Hi Cas80, I can relate to what you are saying, and I’ll bet a lot of people can.
When the type of fear you describe—I slept great last night, but what about tonight…and the night after that?!—when I find that sort of washing over me, sometimes I freak out a bit, but more and more I just realize that, ‘You know what? I might not sleep well tonight, I hope I do, but if I don’t, I can deal with it.’
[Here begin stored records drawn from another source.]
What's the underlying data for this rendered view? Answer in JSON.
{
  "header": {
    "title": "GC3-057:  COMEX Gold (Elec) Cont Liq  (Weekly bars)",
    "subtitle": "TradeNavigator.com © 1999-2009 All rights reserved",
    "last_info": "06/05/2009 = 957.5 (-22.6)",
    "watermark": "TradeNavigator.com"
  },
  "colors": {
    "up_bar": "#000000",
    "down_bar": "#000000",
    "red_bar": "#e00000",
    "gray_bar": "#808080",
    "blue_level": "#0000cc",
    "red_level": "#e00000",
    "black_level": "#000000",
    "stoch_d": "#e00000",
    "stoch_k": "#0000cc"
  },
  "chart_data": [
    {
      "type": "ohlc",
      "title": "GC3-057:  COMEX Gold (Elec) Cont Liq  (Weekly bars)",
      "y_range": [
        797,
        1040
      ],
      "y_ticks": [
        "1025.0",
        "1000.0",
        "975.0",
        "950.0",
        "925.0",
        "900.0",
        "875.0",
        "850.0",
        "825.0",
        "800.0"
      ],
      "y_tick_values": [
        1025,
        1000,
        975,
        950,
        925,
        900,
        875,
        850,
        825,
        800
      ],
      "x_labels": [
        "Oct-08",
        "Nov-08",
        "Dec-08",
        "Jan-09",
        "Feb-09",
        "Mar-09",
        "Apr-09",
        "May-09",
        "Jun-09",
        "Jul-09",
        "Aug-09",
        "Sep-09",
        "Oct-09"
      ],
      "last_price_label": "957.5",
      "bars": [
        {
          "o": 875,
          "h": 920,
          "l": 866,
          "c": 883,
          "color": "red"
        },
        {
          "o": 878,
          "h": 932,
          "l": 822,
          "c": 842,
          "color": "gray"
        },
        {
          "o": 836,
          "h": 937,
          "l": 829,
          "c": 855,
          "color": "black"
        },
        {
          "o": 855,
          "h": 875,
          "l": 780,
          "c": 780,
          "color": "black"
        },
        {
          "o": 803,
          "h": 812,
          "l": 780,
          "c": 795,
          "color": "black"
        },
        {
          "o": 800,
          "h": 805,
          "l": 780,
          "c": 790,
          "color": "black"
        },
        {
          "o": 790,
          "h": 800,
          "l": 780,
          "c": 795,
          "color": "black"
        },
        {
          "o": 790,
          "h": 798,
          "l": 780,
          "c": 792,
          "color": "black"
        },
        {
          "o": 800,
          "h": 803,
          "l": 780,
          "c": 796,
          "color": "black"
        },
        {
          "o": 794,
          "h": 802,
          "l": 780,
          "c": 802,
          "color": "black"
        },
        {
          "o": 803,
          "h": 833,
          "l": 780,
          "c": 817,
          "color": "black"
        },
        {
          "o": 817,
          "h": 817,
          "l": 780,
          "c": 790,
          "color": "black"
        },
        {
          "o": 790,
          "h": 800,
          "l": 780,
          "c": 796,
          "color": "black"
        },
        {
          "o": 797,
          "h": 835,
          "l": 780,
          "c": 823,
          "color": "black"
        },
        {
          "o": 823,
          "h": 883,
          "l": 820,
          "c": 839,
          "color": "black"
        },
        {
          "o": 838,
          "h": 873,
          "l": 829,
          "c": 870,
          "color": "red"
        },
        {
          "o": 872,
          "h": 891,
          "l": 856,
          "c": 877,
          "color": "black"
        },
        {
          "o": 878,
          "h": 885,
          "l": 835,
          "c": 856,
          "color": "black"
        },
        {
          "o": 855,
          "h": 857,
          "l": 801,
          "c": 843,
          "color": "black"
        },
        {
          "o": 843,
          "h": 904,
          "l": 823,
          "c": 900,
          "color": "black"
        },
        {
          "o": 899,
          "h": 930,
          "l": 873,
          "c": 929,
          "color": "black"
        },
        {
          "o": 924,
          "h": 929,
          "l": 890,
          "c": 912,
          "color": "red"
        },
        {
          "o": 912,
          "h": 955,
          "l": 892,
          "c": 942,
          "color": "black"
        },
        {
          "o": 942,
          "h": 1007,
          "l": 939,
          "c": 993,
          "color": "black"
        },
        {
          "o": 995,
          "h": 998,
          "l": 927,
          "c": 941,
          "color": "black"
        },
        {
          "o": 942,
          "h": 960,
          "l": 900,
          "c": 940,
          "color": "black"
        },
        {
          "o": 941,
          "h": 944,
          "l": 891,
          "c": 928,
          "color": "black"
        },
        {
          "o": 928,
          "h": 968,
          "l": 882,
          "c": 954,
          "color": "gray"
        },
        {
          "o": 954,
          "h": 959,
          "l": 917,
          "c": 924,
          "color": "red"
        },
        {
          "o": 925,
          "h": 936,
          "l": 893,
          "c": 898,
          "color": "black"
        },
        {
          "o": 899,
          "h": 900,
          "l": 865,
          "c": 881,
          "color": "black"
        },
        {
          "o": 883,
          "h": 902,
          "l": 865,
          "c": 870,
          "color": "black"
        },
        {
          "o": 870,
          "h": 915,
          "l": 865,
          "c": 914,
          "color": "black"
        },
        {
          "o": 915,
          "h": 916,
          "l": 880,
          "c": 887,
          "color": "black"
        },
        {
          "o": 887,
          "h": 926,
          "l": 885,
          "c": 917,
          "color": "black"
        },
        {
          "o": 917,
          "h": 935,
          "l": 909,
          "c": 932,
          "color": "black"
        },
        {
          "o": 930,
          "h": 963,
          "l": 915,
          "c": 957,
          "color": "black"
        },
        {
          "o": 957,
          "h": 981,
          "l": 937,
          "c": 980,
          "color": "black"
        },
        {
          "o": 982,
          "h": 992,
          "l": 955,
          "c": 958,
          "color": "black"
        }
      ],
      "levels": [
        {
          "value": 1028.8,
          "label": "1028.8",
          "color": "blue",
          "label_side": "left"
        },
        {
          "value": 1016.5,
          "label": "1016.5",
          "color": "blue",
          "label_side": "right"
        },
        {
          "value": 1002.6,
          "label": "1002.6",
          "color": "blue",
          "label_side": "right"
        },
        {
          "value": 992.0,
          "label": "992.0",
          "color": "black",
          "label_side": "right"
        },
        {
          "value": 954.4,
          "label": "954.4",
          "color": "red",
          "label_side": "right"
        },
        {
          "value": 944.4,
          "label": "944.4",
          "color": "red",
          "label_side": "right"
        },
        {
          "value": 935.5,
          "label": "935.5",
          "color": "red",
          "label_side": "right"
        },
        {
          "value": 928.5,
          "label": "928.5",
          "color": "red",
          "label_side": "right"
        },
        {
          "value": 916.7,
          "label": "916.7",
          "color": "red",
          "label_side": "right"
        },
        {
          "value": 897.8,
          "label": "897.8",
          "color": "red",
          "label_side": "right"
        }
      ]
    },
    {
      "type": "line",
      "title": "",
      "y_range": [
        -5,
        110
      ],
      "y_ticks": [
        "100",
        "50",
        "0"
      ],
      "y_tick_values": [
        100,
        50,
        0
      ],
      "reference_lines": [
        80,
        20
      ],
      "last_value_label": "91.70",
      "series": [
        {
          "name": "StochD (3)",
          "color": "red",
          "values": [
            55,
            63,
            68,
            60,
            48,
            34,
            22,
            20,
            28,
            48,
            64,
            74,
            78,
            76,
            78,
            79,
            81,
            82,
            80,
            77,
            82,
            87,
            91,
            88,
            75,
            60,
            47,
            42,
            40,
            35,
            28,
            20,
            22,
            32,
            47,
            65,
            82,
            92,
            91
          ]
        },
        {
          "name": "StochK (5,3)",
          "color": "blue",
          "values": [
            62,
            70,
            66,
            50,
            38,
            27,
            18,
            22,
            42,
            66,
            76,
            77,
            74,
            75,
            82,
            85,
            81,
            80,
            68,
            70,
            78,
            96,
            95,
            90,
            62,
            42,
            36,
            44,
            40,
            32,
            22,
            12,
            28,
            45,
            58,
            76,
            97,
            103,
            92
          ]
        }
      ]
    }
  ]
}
I also try to step back and watch my mind, usually via slowing down, listening to background sounds, what I am touching, etc. in other words, whatever it takes to be right here in the present moment. Then I can see the thoughts drifting through. There is a big difference between:
1. “I might not sleep well tonight, the insomnia could come back, I can’t handle this;”
and
2. “I’m having the thought that I might not sleep well tonight, I’m having the thought that the insomnia could back, I’m having the thought that I can’t handle this.”
That might sound silly or simplistic if you skim over it, but if you can slow down, I think you will find it is not.
I dealt with insomnia off and on for many years. I am not saying you will; I had huge emotional trauma in childhood. The reason I bring it up is that I sort of chugged through the many days when I was tired. I would acknowledge it, okay, I’m tired, and just do the best I could. Just trying to ease up on myself a bit on those days. Knowing that actually I cannot totally control ovewhether I sleep well tonight.
Take care, you are not alone in this.